I’m admittedly yelling at cloud a bit here, but I like package managers just fine. I don’t want to have to have a plurality of software management tools. However, I also don’t want to be caught off guard in the future if applications I rely on begin releasing exclusively with flatpak.

I don’t develop distributed applications, but Im not understanding how it simplifies dependency management. Isn’t it just shifting the work into the app bundle? Stuff still has to be updated or replaced all the time, right?

Don’t maintainers have to release new bundles if they contain dependencies with vulnerabilities?

Is it because developers are often using dependencies that are ahead of release versions?

Also, how is it so much better than images for your applications on Docker Hub?

Never say never, I guess, but nothing about flatpak really appeals to my instincts. I really just want to know if it’s something I should adopt, or if I can continue to blissfully ignore.

  • gnuhaut@lemmy.ml
    6·
    1 day ago

    Another downside of flatpak is that I don’t trust upstream devs to have my best interests at heart, but I trust Debian developers far more. I’ve seen upstream do some annoying or stupid shit and the Debian maintainers not budging.

    I think it was poppler or evince that decided they were going to enforce the no-copy-and-paste bit you can set on pdfs. Debian patched it out. I’ve seen Mozilla decide they were going to enforce their trademarks. They carved out special exceptions for various distros but that still would have meant you would have to rename Firefox if you were to fork Debian. Debian had none of it. There were many dodgy copyright and licensing problems upstream devs gave no shit about. Debian not including these often eventually put pressure on them to fix this shit or for some replacement to get developed.

    • Arthur Besse@lemmy.mlMEnglish
      2·
      1 day ago

      I trust Debian developers far more

      i definitely agree with you here :)

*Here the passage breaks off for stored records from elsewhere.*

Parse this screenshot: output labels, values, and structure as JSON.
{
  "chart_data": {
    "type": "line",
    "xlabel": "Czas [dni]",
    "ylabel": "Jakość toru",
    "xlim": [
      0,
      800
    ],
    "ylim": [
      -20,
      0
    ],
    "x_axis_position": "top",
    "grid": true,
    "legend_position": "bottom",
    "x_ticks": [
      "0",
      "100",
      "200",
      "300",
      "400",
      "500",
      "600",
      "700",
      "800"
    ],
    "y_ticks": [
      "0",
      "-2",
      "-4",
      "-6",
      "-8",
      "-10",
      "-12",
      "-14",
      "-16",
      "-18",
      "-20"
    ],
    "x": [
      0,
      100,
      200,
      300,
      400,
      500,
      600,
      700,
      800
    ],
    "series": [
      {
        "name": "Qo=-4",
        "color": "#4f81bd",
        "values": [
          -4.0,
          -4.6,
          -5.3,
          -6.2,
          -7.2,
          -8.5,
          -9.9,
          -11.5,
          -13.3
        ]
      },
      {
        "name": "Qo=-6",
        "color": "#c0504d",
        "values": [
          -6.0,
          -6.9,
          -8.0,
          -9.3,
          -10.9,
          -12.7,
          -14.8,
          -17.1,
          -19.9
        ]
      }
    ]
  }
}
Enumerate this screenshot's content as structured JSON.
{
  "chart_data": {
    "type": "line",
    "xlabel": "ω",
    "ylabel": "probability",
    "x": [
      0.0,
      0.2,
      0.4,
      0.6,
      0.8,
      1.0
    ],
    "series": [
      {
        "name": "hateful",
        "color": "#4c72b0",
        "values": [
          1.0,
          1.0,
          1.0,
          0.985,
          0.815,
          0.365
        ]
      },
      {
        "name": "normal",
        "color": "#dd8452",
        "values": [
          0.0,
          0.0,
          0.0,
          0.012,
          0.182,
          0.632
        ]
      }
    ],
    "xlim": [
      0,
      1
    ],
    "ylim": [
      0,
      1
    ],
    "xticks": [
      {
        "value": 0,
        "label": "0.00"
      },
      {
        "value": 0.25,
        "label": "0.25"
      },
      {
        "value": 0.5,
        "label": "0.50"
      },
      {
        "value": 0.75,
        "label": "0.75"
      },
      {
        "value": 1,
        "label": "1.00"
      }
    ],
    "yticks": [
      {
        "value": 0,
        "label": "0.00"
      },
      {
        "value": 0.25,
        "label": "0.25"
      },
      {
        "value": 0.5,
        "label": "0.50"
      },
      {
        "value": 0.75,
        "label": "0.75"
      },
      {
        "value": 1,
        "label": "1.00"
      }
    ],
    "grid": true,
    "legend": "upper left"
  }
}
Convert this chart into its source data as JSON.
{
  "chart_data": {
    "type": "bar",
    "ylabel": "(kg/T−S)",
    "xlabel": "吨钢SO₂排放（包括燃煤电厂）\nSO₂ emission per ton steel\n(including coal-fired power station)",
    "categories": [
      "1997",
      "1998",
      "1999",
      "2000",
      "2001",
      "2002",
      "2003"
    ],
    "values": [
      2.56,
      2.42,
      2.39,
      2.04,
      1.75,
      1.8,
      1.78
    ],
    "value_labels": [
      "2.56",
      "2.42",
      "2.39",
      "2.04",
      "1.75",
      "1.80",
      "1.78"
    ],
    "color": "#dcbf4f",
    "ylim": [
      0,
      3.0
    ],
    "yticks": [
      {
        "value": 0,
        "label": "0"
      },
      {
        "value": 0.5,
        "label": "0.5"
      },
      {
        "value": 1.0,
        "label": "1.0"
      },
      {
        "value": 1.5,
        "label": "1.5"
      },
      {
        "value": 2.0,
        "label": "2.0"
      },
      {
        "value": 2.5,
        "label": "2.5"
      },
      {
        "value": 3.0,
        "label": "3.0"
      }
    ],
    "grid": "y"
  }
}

      I think it was poppler or evince that decided they were going to enforce the no-copy-and-paste bit you can set on pdfs. Debian patched it out.

      I found the notion of free software implementing PDF DRM rather hilarious, so I had to know more. First I found this help page which confirms that evince does have code which implements PDF restrictions, but it says that its override_restrictions option is enabled by default.

      But I wondered: when did this get implemented? and was it ever enabled by default? So, I went digging, and here are the answers:

      • in May 2005, the restrictions were implemented in evince in this commit
      • in September 2005, the override_restrictions option was added in this commit, after discussion in bug #305818
      • in December 2006 bug #382700 was opened, requesting that override_restrictions be enabled by default
      • in January 2008, the default changed in this commit - but only after someone pointed out that the PDF spec does not in fact require the restrictions to be enforced. (The spec says “It is up to the implementors of PDF consumer applications to respect the intent of the document creator by restricting user access”) 😂

      I don’t see any indication that Debian patched this out during the time when evince had it enabled by default, but I’m sure they would have eventually if GNOME hadn’t come to their senses :)

      I’ve seen Mozilla decide they were going to enforce their trademarks. They carved out special exceptions for various distros but that still would have meant you would have to rename Firefox if you were to fork Debian. Debian had none of it.

      In my opinion both sides of the Debian–Mozilla trademark dispute were actually pretty reasonable and certainly grounded in good intentions. Fortunately they resolved it eventually, with Mozilla relaxing their restrictions in 2016 (while still reserving the right to enforce their trademark against derivatives which make modifications they find unreasonable):

      Mozilla recognizes that patches applied to Iceweasel/Firefox don’t impact the quality of the product.

      Patches which should be reported upstream to improve the product always have been forward upstream by the Debian packagers. Mozilla agrees about specific patches to facilitate the support of Iceweasel on architecture supported by Debian or Debian-specific patches.

      More generally, Mozilla trusts the Debian packagers to use their best judgment to achieve the same quality as the official Firefox binaries.

      In case of derivatives of Debian, Firefox branding can be used as long as the patches applied are in the same category as described above.

      • gnuhaut@lemmy.ml
        3·
        1 day ago

        https://lwn.net/Articles/335415/

        The evince PDF reader ran into this issue back in 2005. It is now rare to find a distributor shipping a version of evince which implements copy restrictions. Xpdf implements copy restrictions unconditionally, but Debian patched that code out in 2002, and that patch has spread to other distributors as well. In general, as one would expect, free PDF readers tend not to implement this behavior. Okular is about the only exception that your editor can find; it’s interesting to note that the version of Okular shipped with Fedora Rawhide also implements copy restrictions by default. Perhaps this behavior is result of the relative newness of this application; as it accumulates more users, the pressure for more user-friendly behavior is likely to grow.

        • Arthur Besse@lemmy.mlM
          3·
          1 day ago

          I see, here is where Debian patched it out of Xpdf in 2002.

          Also lmao @ the fact that Okular’s ObeyDRM option still defaults to true today 😂

          (Including in Debian, as their KDE maintainer declined to carry a patch to change it.)